With our wedding just around the corner, I thought my mind would be consumed by color swatches and centerpieces and how I can ban the YMCA and Electric Slide from the play-list for the entire night, but no - I've been dwelling on what is to become of my father once I move out and he no longer has full access to baked goods day in and day out.
You see, he's had his choice of cakes, cookies, scones, and all the other beautiful things that come to be when you combine butter, sugar, and flour, for the past fifteen years. With the exception of the few months I lived out of state, he's had a steady intake of sweets, usually after bedtime with a glass of bubbling soda and now that I think about it, I can't believe he's not a diabetic. Well, it's diet soda, after all.
I've been trying to give my mom a little more room in the kitchen so she can master the art of Feeding the Beast, and she's really pulled through with chocolate chip cookies and that lemon cake he likes so much, but baking just isn't her thing. I can't help but feel a little guilty about it.
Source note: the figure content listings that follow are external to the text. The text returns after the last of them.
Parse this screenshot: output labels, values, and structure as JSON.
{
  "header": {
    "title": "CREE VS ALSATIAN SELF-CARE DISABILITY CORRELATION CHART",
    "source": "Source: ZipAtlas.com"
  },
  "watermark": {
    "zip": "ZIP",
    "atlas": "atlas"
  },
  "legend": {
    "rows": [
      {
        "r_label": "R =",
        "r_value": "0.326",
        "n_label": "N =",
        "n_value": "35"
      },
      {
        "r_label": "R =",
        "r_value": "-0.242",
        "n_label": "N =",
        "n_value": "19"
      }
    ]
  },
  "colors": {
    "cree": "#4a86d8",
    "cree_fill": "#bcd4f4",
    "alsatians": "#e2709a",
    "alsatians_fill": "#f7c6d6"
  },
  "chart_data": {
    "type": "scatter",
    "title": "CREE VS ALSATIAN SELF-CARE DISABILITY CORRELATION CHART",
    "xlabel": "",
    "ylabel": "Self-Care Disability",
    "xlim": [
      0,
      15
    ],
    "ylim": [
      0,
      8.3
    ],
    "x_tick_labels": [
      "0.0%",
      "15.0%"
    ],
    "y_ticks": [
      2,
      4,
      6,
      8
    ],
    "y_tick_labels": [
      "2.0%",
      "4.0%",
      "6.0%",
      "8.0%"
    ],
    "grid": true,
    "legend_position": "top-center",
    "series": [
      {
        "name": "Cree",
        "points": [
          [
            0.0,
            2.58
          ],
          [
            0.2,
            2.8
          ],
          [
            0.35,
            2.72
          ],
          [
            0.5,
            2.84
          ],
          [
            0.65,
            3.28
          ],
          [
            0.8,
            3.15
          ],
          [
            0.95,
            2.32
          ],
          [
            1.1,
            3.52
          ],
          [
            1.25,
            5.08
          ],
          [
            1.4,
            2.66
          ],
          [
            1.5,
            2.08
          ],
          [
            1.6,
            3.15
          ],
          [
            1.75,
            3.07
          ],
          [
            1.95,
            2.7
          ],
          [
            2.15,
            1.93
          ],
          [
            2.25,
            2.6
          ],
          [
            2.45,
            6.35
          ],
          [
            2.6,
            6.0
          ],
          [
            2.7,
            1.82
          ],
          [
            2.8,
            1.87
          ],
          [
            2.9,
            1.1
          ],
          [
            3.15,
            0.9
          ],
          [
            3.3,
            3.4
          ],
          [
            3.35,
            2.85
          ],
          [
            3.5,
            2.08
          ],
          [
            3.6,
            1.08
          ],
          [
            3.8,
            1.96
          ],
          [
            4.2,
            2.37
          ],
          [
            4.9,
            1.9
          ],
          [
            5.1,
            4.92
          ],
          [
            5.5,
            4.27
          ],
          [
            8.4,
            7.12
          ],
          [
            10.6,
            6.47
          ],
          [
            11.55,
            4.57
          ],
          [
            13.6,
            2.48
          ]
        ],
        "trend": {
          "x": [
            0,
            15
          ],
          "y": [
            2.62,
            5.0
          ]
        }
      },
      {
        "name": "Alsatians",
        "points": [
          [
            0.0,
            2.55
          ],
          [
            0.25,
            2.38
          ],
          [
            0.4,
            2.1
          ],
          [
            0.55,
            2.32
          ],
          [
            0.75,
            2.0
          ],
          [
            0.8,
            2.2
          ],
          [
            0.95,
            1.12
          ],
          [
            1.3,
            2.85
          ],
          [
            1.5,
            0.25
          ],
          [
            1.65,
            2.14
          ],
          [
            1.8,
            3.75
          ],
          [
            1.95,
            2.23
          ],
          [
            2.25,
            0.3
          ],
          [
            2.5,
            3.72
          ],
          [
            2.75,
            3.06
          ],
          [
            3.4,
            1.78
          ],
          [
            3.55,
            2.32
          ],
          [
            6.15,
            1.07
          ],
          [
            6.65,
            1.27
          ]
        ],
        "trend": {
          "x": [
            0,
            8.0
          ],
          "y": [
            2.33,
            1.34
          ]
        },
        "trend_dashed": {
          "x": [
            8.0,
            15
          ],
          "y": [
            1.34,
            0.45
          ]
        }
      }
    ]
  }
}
Sure, she makes the finest grilled cheese sandwich this side of Texas (the trick is to smear enough butter on the bread to cover it, then add more), and she's made a handful of birthday cakes in her life, but I just don't foresee her sweet supply meeting the demand of the bushy-mustached head of the household.
That is just one of many reservations I have about leaving home after all this time, that and the fact that I have to live with a boy who will probably leave smelly socks and beef jerky wrappers all around the house, but there are some pluses to the upcoming transition. Like when the rechargeable batteries disappear and nobody knows anything about it - I'll be spared from Dad's rampage on how "they just grew legs and walked away." I know my clothes and earrings won't mysteriously disappear only to show up again on my sister's body the next day. (She goes by the "it was in my room" law when it comes to ownership.)
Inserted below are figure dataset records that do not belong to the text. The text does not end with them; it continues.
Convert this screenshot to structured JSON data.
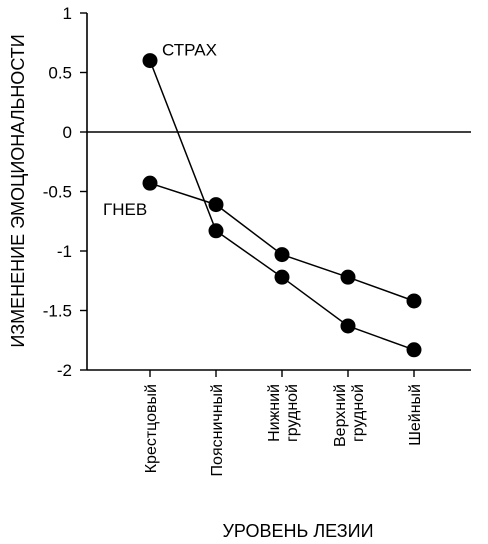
{
  "chart_data": {
    "type": "line",
    "categories": [
      [
        "Крестцовый"
      ],
      [
        "Поясничный"
      ],
      [
        "Нижний",
        "грудной"
      ],
      [
        "Верхний",
        "грудной"
      ],
      [
        "Шейный"
      ]
    ],
    "series": [
      {
        "name": "СТРАХ",
        "values": [
          0.6,
          -0.83,
          -1.22,
          -1.63,
          -1.83
        ]
      },
      {
        "name": "ГНЕВ",
        "values": [
          -0.43,
          -0.61,
          -1.03,
          -1.22,
          -1.42
        ]
      }
    ],
    "xlabel": "УРОВЕНЬ ЛЕЗИИ",
    "ylabel": "ИЗМЕНЕНИЕ ЭМОЦИОНАЛЬНОСТИ",
    "ylim": [
      -2,
      1
    ],
    "yticks": [
      1,
      0.5,
      0,
      -0.5,
      -1,
      -1.5,
      -2
    ],
    "ytick_labels": [
      "1",
      "0.5",
      "0",
      "-0.5",
      "-1",
      "-1.5",
      "-2"
    ],
    "zero_line": true,
    "grid": false,
    "legend": "inline labels next to the first points",
    "colors": {
      "line": "#000000",
      "marker": "#000000"
    }
  }
}
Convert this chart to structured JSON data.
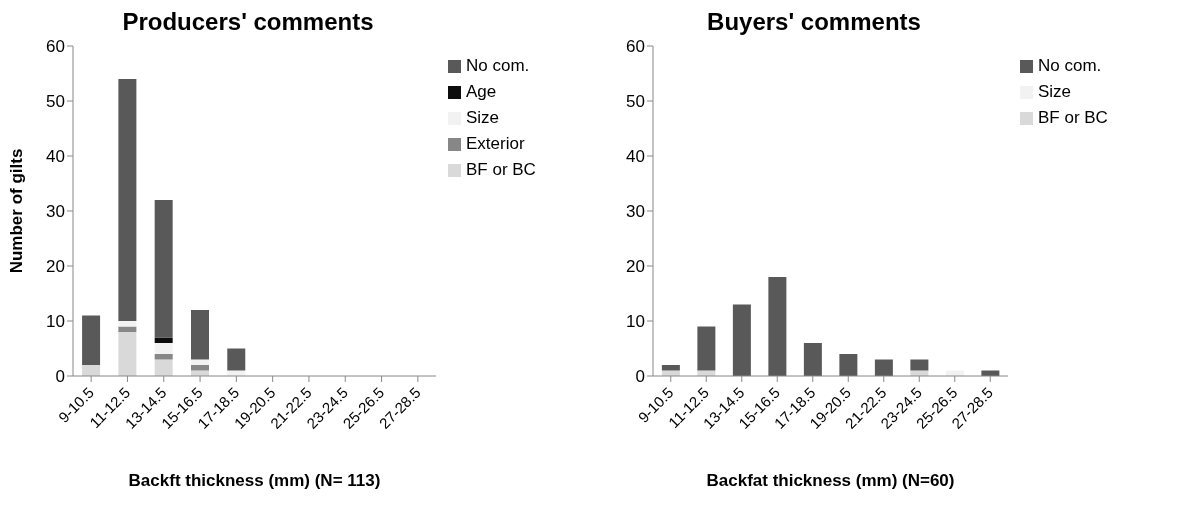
{
  "chart_data": [
    {
      "type": "bar",
      "title": "Producers' comments",
      "xlabel": "Backft thickness (mm) (N= 113)",
      "ylabel": "Number of gilts",
      "stacked": true,
      "legend": "right",
      "grid": false,
      "categories": [
        "9-10.5",
        "11-12.5",
        "13-14.5",
        "15-16.5",
        "17-18.5",
        "19-20.5",
        "21-22.5",
        "23-24.5",
        "25-26.5",
        "27-28.5"
      ],
      "ylim": [
        0,
        60
      ],
      "yticks": [
        0,
        10,
        20,
        30,
        40,
        50,
        60
      ],
      "series": [
        {
          "name": "BF or BC",
          "color": "#d9d9d9",
          "values": [
            2,
            8,
            3,
            1,
            0,
            0,
            0,
            0,
            0,
            0
          ]
        },
        {
          "name": "Exterior",
          "color": "#878787",
          "values": [
            0,
            1,
            1,
            1,
            0,
            0,
            0,
            0,
            0,
            0
          ]
        },
        {
          "name": "Size",
          "color": "#f2f2f2",
          "values": [
            0,
            1,
            2,
            1,
            1,
            0,
            0,
            0,
            0,
            0
          ]
        },
        {
          "name": "Age",
          "color": "#0d0d0d",
          "values": [
            0,
            0,
            1,
            0,
            0,
            0,
            0,
            0,
            0,
            0
          ]
        },
        {
          "name": "No com.",
          "color": "#595959",
          "values": [
            9,
            44,
            25,
            9,
            4,
            0,
            0,
            0,
            0,
            0
          ]
        }
      ]
    },
    {
      "type": "bar",
      "title": "Buyers' comments",
      "xlabel": "Backfat thickness (mm) (N=60)",
      "stacked": true,
      "legend": "right",
      "grid": false,
      "categories": [
        "9-10.5",
        "11-12.5",
        "13-14.5",
        "15-16.5",
        "17-18.5",
        "19-20.5",
        "21-22.5",
        "23-24.5",
        "25-26.5",
        "27-28.5"
      ],
      "ylim": [
        0,
        60
      ],
      "yticks": [
        0,
        10,
        20,
        30,
        40,
        50,
        60
      ],
      "series": [
        {
          "name": "BF or BC",
          "color": "#d9d9d9",
          "values": [
            1,
            1,
            0,
            0,
            0,
            0,
            0,
            1,
            0,
            0
          ]
        },
        {
          "name": "Size",
          "color": "#f2f2f2",
          "values": [
            0,
            0,
            0,
            0,
            0,
            0,
            0,
            0,
            1,
            0
          ]
        },
        {
          "name": "No com.",
          "color": "#595959",
          "values": [
            1,
            8,
            13,
            18,
            6,
            4,
            3,
            2,
            0,
            1
          ]
        }
      ]
    }
  ]
}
The real victim here is my poor mother. She'll have to endure the daily conversation about early retirement and all the camping trips to be had; she'll be left to fend for herself against the blind rage of my hormonal kid sister when she can't find her favorite shoes; she'll be icing cakes at midnight when Dad gets a craving; she'll have to watch Glee with my Dad who is famous for nothing if not constantly rewinding and asking her if she heard that last line and how funny it was.
So in my final few weeks at home, I try to pacify everybody with treats to keep the peace, like oatmeal cherry nut cookies, maybe with a scoop of melty vanilla ice cream sandwiched in between if it's been a particularly stressful day of wedding planning and final details. These cookies remind me a bit of a sexed-up version of trail mix, studded with crunchy walnuts and bits of sticky dried cherries, the smoky heat of cinnamon in the background warming the back of your throat. Don't let the word "cookie" deter you from crumbling a few into your morning yogurt. Just sayin'.
Oatmeal Cherry Nut Cookies
Adapted from Baked
1 1/2 cups all-purpose flour
1 teaspoon baking soda
1 teaspoon salt
2 teaspoons cinnamon
1 teaspoon nutmeg
1/4 teaspoon ground cardamom
2 sticks unsalted butter, softened
1 1/4 cups packed dark brown sugar
1/4 cup granulated sugar
2 large eggs
1 teaspoon vanilla extract
2 3/4 cups rolled oats
1 cup dried cherries
1/2 cup chopped toasted walnuts
In a medium bowl, whisk together the flour, baking soda, salt, cinnamon, nutmeg, and cardamom. Set aside.
In the bowl of a stand mixer fitted with the paddle attachment, beat together the butter and sugars until light and fluffy, about 5 minutes. Add the eggs one at time, beating a full minutes after each addition. Mix in the vanilla, scrape down the bowl, then add half the flour mixture. Mix on low speed until the flour mixture just disappears, scrape down the bowl, add the second half of the mixture, then mix again.
Add the oats, walnuts, and cherries and mix on low speed until just combined. Cover the bowl tightly and chill the dough for at least 6 hours.
Preheat the oven to 375 degrees F and line two baking sheets with parchment paper. Scoop the dough into heaping tablespoons about 2 inches apart and place the dough balls onto the baking sheet. Baking for 9-11 minutes or until the edges are crisped and the centers are slightly puffed. Allow to cool on the baking sheet for 5 minutes before transferring to a wire rack to cool completely.